Multiphoton ionization of ammonia: Mass analysis and photoelectron spectra

Abstract

Mass and photoelectron spectra following the resonantly enhanced four-photon ionization of ammonia have been recorded. The mass spectral data show that extensive fragmentation occurs at a distinct wavelength threshold. This threshold energetically corresponds to the minimum number of photons required to reach the first excited state of the ion. The branching ratio for the various fragments (H+, H+2, N+, NH+, NH+2, NH+3) is independent of the neutral resonantly excited vibronic state, and the ratios differ from those recorded by conventional ionization techniques. Photoelectron energy measurements show that low (∼0 eV) kinetic energy electrons are produced following ionization of all but one of the resonantly excited Rydberg states investigated.

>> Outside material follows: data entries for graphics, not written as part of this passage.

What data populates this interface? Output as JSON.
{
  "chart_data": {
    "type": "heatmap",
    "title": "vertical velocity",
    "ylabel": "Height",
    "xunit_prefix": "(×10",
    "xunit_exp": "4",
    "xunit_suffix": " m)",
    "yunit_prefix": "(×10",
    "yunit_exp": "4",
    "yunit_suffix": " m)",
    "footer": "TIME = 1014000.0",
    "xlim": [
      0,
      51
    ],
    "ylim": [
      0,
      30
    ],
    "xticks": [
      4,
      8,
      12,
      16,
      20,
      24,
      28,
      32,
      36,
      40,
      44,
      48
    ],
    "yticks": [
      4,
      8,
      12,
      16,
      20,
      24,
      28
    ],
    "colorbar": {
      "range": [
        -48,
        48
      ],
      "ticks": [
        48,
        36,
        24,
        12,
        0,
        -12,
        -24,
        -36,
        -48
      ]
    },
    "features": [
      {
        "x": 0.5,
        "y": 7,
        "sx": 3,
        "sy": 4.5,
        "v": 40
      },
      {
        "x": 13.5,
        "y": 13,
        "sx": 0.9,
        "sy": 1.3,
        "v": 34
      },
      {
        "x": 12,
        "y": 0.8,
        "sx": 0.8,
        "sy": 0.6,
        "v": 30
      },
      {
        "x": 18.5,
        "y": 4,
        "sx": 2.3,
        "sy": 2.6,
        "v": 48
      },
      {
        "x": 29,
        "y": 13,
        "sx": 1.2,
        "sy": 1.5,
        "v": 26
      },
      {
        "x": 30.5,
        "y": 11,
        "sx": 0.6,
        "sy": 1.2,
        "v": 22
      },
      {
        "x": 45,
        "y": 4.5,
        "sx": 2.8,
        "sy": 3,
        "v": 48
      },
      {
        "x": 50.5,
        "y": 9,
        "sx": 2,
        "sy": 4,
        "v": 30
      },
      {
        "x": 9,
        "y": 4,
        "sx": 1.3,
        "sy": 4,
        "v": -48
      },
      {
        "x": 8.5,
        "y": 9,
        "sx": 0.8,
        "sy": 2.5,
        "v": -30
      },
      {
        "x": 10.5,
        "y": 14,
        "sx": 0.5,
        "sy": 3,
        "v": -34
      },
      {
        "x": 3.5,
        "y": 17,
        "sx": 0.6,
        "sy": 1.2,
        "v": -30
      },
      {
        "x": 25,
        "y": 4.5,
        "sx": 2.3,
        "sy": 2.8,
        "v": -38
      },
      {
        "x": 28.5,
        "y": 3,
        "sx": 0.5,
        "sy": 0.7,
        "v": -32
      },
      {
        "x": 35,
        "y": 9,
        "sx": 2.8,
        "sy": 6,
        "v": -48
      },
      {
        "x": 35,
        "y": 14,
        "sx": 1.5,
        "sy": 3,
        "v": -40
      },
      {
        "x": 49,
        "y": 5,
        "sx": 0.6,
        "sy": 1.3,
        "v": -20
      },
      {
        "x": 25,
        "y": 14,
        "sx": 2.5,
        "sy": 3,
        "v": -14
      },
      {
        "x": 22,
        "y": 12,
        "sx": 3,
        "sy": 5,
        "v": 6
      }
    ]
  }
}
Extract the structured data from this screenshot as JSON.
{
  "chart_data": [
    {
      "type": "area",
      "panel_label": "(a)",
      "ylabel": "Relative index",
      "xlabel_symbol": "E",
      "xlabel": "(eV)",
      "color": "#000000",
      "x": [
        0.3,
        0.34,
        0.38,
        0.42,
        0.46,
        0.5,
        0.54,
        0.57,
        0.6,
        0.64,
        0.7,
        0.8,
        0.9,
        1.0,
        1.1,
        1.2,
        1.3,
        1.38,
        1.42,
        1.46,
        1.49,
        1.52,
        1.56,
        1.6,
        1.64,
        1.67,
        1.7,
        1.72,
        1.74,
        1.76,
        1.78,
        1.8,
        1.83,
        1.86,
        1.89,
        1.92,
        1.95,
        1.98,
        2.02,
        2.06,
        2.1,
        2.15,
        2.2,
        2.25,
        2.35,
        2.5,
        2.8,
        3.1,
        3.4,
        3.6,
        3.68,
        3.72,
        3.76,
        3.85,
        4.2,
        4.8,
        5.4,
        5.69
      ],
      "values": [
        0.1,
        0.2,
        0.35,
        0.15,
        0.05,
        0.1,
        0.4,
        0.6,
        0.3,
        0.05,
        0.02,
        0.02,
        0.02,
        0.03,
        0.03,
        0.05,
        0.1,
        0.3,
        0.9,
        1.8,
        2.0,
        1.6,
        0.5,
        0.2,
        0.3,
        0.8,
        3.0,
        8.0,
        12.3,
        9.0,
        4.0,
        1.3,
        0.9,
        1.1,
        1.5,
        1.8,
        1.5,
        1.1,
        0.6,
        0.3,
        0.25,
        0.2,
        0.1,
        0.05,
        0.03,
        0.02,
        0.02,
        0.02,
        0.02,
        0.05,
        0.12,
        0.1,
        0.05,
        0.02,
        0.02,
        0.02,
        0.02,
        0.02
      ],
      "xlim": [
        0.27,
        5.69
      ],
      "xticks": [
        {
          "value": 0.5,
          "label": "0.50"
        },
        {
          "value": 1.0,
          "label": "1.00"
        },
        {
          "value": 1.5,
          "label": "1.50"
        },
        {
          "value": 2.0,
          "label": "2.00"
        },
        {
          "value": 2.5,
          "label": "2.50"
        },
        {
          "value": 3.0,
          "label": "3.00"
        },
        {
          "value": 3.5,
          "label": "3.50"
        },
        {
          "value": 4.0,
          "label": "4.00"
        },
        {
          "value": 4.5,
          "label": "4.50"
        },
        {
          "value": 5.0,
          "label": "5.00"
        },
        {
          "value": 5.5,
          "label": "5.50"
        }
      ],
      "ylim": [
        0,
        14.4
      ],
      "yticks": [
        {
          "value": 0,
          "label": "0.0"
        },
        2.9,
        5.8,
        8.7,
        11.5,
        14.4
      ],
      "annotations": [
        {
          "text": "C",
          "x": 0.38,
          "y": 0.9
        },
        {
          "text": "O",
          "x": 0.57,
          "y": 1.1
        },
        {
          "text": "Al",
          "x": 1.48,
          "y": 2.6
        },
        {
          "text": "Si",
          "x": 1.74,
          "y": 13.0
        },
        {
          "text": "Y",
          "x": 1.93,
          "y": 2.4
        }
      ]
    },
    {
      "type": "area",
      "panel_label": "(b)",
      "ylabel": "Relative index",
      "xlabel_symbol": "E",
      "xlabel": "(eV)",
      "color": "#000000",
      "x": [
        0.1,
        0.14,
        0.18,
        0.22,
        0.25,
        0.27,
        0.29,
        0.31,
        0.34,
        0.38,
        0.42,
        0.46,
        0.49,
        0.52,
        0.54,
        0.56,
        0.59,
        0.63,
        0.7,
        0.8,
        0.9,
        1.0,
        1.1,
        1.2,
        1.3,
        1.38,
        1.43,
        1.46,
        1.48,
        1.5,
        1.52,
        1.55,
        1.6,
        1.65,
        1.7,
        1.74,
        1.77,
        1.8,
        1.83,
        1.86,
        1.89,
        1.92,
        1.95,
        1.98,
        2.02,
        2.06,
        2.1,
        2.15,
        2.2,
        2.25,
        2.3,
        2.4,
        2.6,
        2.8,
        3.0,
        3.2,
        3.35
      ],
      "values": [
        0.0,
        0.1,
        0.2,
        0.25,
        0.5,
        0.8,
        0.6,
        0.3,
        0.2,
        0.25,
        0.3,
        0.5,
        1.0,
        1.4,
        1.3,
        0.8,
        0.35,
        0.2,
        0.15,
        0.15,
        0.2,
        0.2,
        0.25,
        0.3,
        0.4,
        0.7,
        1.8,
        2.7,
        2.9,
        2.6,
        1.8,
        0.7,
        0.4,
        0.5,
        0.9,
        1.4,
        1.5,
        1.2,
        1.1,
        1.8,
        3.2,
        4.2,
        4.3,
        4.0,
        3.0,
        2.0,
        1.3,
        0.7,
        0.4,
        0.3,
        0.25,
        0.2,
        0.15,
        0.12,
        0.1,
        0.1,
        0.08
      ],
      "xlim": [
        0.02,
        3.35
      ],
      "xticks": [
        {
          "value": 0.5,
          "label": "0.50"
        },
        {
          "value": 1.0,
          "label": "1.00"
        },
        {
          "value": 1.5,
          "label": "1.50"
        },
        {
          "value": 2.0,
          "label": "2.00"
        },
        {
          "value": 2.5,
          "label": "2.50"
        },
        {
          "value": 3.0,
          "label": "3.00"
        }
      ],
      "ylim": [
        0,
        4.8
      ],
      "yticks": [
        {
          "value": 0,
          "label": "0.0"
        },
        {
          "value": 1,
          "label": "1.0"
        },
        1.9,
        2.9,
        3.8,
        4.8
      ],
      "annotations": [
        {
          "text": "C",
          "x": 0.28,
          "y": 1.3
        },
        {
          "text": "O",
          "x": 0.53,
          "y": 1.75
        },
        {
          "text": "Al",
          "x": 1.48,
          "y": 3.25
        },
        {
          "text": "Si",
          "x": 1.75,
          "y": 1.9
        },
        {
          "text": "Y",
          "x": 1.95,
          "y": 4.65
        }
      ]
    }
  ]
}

The origin of these zero energy electrons is thought to be due to vibrational autoionization. Internal conversion may give rise to the neutral vibronic levels responsible for the autoionization. For one excited state, higher electron energies are recorded corresponding to direct ionization. This mechanism leaves the positive ion in a single vibrational quantum state which is the same vibrational state as that of the initially excited neutral-ammonia with cross sections governed by the Franck–Condon principle. The results suggest that the fragmentation occurs entirely within the ionic manifold.